Certainly, it was bad news for the young Spokane girl who gave her phone number to a friendly man she met at a bus stop on her way to school; this man, Demetrius Dean, was a parolee. He tracked her down and raped her.
Certainly, it was bad news for a young video store clerk who befriended a customer named Dwayne Woods. Woods clubbed two of her friends to death and nearly killed her, too. Certainly, it was bad news for the Spokane woman whose 2-year-old son was beaten to death by Kenneth Galloway.
All three of these men, and hundreds like them, were convicted of crimes in Western Washington but were unleashed here by the prison system, which operates a large facility in Airway Heights.
Last summer, an investigation by The Spokesman-Review exposed the state’s criminal-dumping practice in a series of stories, “City of Second Chances.” The series is available online at www.Spokane.net/library/sp-prison/cover.asp
We now recommend this series to members of the Legislature, and indeed, to the residents of every city with a prison nearby. We do so because the Legislature has before it a proposal to stop the predator dumping. House Bill 1319 would require that inmates be released to the communities where they were convicted.

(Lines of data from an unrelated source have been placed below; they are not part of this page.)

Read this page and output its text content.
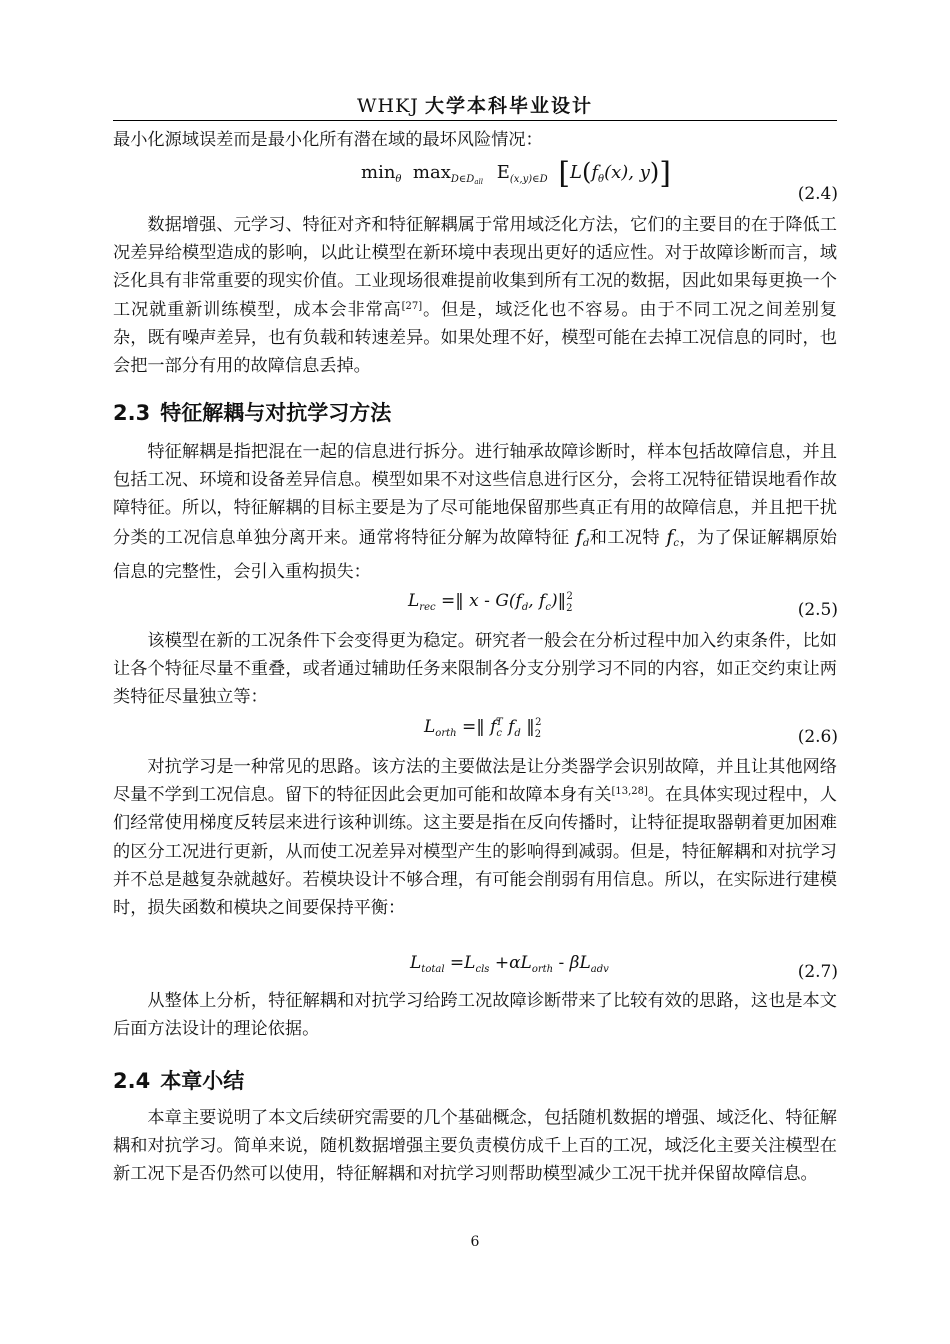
WHKJ 大学本科毕业设计

最小化源域误差而是最小化所有潜在域的最坏风险情况：

$\min_\theta \max_{D\in D_{all}} E_{(x,y)\in D}$ [$L(f_\theta(x)$, y)]
(2.4)

数据增强、元学习、特征对齐和特征解耦属于常用域泛化方法，它们的主要目的在于降低工况差异给模型造成的影响，以此让模型在新环境中表现出更好的适应性。对于故障诊断而言，域泛化具有非常重要的现实价值。工业现场很难提前收集到所有工况的数据，因此如果每更换一个工况就重新训练模型，成本会非常高[27]。但是，域泛化也不容易。由于不同工况之间差别复杂，既有噪声差异，也有负载和转速差异。如果处理不好，模型可能在去掉工况信息的同时，也会把一部分有用的故障信息丢掉。

2.3 特征解耦与对抗学习方法

特征解耦是指把混在一起的信息进行拆分。进行轴承故障诊断时，样本包括故障信息，并且包括工况、环境和设备差异信息。模型如果不对这些信息进行区分，会将工况特征错误地看作故障特征。所以，特征解耦的目标主要是为了尽可能地保留那些真正有用的故障信息，并且把干扰分类的工况信息单独分离开来。通常将特征分解为故障特征 $f_d$和工况特 $f_c$，为了保证解耦原始信息的完整性，会引入重构损失：

$L_{rec}$ =‖ x - $G(f_d$, $f_c)‖_2^2$
(2.5)

该模型在新的工况条件下会变得更为稳定。研究者一般会在分析过程中加入约束条件，比如让各个特征尽量不重叠，或者通过辅助任务来限制各分支分别学习不同的内容，如正交约束让两类特征尽量独立等：

$L_{orth}$ =‖ $f_c^T$ $f_d$ $‖_2^2$
(2.6)

对抗学习是一种常见的思路。该方法的主要做法是让分类器学会识别故障，并且让其他网络尽量不学到工况信息。留下的特征因此会更加可能和故障本身有关[13,28]。在具体实现过程中，人们经常使用梯度反转层来进行该种训练。这主要是指在反向传播时，让特征提取器朝着更加困难的区分工况进行更新，从而使工况差异对模型产生的影响得到减弱。但是，特征解耦和对抗学习并不总是越复杂就越好。若模块设计不够合理，有可能会削弱有用信息。所以，在实际进行建模时，损失函数和模块之间要保持平衡：

$L_{total} =L_{cls} +\alpha L_{orth} - \beta L_{adv}$	(2.7)

从整体上分析，特征解耦和对抗学习给跨工况故障诊断带来了比较有效的思路，这也是本文后面方法设计的理论依据。

2.4 本章小结

本章主要说明了本文后续研究需要的几个基础概念，包括随机数据的增强、域泛化、特征解耦和对抗学习。简单来说，随机数据增强主要负责模仿成千上百的工况，域泛化主要关注模型在新工况下是否仍然可以使用，特征解耦和对抗学习则帮助模型减少工况干扰并保留故障信息。

6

Powerful Seattle legislators don’t even want to give this bill a hearing. Strangely, one of these legislators is Rep. Ida Ballisiotes, R-Mercer Island. Of all people, she ought to understand Spokane’s concern. She became a legislator, respected for her efforts to reform crime laws, after a work-release inmate murdered her daughter.
All around the state there are cities with prisons nearby, cities that ought to support HB 1319: Aberdeen, Clallam Bay, Monroe, Shelton, Gig Harbor, Walla Walla. Other cities, too, have prisons in their future due to the booming inmate population. How can the state find sites and funding for new prisons if each one will make nearby cities a target for other cities’ thugs?
Legislators have a duty to open their eyes, to hold a hearing, to learn what current practices are doing to innocent people and communities. The blood of Spokane crime victims cries out from the ground and demands the passage of this bill.